The Surge in Submissions
Over the past year, the number of submissions industry-wide has skyrocketed. New tools, including artificial intelligence, have lowered the entry barrier for security research—a largely positive development. More people exploring attack surfaces increases the chance of finding genuine issues.

Yet, alongside legitimate reports, we've witnessed a dramatic rise in submissions lacking real security impact. These include reports without proof of concept, theoretical scenarios that fail scrutiny, and findings already listed in our published ineligible categories. This challenge is not unique to GitHub; many programs face the same issue, and some have even shut down entirely.
We have no intention of closing our program. Instead, we're investing in making it better.
Defining a Strong Submission
We are raising the bar for what constitutes a complete submission. Moving forward, reports will be assessed more rigorously against these criteria:
Working Proof of Concept with Demonstrated Impact
Provide a working proof of concept that shows real exploitation and concrete security impact. Don't just describe what could happen—show us what an attacker can achieve. Demonstrate a crossed boundary, not merely a theoretical one. If your report says "this could lead to..." without proving it does, it's incomplete.

Awareness of Scope and Ineligible Findings
Before submitting, review our scope and ineligible findings list. Reports covering known excluded categories—such as DMARC/SPF/DKIM configurations, user enumeration, missing security headers without an attack path, and others—will be closed as Not Applicable. This action may affect your HackerOne Signal and reputation.
Validation Before Submission
Regardless of the tools used (scanners, static analysis, AI assistants), validate the output before submitting. A false positive that has been manually reviewed is caught before it wastes anyone's time. One that hasn't is simply noise.

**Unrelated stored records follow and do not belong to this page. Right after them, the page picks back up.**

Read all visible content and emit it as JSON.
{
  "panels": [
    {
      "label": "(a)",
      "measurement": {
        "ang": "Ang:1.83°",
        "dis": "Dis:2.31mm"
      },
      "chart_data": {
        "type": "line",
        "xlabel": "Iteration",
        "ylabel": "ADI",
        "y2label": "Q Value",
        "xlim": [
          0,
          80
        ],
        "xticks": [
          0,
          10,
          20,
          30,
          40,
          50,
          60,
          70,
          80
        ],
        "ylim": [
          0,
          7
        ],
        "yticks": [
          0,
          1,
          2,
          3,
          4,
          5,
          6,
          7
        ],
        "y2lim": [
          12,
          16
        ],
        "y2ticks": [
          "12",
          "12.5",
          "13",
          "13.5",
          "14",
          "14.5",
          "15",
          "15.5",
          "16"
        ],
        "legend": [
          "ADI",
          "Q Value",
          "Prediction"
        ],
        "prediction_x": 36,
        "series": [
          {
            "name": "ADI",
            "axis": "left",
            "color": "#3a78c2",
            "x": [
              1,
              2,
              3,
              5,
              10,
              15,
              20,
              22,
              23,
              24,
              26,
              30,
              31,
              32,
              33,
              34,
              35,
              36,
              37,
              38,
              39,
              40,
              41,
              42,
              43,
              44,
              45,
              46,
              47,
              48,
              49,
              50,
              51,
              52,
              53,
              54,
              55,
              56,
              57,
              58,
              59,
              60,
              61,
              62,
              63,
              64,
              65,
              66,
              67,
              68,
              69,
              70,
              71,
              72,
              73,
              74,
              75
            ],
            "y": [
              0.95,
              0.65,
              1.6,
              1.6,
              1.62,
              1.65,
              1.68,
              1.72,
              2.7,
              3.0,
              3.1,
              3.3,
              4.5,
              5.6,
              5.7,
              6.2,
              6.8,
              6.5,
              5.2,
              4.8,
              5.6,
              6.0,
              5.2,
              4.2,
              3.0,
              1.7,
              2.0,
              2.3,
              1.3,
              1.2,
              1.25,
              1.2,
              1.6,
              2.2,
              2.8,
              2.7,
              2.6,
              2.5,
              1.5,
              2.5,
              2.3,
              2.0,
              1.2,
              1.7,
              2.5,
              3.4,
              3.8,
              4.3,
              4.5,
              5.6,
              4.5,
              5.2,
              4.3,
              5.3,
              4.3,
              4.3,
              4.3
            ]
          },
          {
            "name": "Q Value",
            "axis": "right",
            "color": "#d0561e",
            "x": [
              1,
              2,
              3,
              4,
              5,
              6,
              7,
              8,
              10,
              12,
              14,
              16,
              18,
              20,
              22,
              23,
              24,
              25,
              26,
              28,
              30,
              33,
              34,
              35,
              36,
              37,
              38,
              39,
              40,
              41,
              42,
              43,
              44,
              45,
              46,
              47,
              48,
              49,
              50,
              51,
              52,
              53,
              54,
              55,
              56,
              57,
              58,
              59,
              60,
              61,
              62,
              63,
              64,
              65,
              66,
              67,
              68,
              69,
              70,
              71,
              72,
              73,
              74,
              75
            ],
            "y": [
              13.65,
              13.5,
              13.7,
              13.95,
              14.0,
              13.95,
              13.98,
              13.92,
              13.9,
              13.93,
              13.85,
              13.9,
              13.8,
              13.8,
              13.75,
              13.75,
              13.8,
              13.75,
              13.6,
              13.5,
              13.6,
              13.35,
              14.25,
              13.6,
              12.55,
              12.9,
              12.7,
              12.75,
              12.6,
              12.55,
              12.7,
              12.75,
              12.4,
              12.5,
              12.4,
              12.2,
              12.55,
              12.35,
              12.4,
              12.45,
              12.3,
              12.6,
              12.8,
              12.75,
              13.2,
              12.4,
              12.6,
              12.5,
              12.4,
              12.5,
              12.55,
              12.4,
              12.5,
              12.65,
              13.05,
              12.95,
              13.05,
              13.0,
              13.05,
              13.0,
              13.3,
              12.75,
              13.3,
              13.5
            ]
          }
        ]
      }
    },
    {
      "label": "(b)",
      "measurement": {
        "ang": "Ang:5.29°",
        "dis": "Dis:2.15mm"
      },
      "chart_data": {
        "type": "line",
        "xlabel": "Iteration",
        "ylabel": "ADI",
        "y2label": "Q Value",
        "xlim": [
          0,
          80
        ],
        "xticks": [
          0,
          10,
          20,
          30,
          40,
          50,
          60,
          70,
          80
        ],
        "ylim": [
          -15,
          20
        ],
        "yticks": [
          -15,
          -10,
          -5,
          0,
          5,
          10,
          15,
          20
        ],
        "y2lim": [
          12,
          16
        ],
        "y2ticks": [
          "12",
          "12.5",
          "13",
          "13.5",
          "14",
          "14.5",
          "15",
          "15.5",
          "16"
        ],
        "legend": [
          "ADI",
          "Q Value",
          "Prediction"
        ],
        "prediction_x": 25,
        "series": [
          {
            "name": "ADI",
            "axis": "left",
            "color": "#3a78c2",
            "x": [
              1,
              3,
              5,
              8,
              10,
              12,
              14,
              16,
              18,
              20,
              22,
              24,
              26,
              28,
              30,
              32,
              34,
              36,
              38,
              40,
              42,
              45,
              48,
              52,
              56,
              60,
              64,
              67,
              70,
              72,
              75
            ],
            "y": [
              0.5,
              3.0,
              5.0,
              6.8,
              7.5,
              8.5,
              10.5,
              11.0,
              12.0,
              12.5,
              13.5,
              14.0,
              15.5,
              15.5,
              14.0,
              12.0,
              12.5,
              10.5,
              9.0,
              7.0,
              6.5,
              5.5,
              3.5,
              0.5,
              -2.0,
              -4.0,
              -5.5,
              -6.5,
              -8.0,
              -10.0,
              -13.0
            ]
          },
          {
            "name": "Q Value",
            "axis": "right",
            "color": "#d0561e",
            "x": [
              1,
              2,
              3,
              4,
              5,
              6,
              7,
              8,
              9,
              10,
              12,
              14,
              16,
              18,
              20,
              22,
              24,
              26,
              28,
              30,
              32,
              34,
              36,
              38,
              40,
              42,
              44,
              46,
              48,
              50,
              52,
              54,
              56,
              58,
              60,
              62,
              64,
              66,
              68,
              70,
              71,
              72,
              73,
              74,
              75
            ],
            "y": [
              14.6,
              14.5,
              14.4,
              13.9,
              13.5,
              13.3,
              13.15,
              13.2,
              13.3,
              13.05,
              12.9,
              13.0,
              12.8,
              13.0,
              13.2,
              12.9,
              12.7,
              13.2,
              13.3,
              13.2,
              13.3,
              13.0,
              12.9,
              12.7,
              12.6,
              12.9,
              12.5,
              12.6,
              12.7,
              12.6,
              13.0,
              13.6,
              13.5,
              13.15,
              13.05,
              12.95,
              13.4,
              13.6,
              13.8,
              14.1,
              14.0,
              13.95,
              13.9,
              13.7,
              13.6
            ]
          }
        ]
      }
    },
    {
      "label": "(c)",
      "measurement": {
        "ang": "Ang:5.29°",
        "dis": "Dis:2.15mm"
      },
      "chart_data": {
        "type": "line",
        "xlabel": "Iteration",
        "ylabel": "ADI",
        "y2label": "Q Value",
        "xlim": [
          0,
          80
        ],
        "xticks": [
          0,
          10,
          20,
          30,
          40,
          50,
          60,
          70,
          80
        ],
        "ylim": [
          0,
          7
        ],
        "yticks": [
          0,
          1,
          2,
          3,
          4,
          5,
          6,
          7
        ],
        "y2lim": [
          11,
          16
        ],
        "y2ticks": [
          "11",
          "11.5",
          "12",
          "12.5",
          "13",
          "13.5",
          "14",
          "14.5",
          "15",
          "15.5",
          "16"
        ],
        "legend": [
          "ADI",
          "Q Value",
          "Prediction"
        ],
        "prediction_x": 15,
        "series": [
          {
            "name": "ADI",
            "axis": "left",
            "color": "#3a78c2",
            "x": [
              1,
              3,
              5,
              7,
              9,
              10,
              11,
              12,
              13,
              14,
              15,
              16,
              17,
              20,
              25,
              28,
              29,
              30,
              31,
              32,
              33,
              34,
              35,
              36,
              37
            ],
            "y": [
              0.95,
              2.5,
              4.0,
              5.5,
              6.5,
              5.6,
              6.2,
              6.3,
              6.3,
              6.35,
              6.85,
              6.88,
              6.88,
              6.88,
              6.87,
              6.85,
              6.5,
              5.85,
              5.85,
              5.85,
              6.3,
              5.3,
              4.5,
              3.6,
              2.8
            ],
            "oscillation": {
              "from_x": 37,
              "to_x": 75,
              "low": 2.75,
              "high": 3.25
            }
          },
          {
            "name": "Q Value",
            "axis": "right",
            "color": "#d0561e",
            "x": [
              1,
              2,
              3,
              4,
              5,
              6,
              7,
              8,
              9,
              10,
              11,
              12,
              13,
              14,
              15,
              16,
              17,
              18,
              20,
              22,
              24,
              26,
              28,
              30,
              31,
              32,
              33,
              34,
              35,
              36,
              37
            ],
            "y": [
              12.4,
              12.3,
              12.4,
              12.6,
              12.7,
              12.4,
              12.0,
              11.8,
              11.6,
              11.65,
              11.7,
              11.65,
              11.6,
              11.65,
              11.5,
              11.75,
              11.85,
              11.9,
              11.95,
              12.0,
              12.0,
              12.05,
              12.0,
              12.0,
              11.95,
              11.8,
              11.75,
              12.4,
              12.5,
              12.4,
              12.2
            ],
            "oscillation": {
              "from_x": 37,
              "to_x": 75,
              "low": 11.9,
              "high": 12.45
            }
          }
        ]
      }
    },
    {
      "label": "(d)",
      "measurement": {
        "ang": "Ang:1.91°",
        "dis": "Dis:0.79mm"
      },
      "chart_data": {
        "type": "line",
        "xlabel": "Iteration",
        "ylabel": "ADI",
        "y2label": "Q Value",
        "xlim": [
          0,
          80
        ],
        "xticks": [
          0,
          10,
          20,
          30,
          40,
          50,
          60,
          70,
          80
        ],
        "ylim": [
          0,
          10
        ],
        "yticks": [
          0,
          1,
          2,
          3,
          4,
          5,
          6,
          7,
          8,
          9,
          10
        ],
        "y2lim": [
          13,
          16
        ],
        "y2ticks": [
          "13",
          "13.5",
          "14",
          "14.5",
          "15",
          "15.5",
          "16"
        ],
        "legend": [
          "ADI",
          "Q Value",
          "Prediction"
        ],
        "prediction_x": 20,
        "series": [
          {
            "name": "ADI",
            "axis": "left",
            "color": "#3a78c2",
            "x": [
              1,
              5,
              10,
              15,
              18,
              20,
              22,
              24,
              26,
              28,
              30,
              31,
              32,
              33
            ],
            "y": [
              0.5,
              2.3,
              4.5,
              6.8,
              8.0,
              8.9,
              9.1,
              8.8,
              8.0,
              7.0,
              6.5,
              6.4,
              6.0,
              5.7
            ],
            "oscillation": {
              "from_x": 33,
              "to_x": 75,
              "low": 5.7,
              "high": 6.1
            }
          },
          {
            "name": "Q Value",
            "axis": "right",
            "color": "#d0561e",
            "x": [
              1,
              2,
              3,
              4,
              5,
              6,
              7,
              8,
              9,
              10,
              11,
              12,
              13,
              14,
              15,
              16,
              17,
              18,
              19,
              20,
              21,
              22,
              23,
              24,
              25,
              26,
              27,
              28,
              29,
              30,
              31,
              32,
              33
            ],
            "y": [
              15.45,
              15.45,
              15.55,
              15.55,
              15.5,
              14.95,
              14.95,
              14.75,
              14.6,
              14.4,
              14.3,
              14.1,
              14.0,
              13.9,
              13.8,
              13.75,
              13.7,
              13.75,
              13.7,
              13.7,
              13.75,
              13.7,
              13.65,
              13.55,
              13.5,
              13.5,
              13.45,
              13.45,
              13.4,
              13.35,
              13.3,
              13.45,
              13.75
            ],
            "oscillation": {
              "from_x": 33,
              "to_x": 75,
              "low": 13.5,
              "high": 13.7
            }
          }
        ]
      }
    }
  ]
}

Welcoming AI in Security Research
We want to be clear: we have no objection to researchers using AI tools. AI is a powerful force for good in security research, enabling more creative and thorough investigations. We encourage its responsible use, as long as researchers confirm findings independently before reporting.
By embracing quality over quantity, we aim to foster a more effective partnership with the research community, ensuring that every report contributes meaningfully to platform security.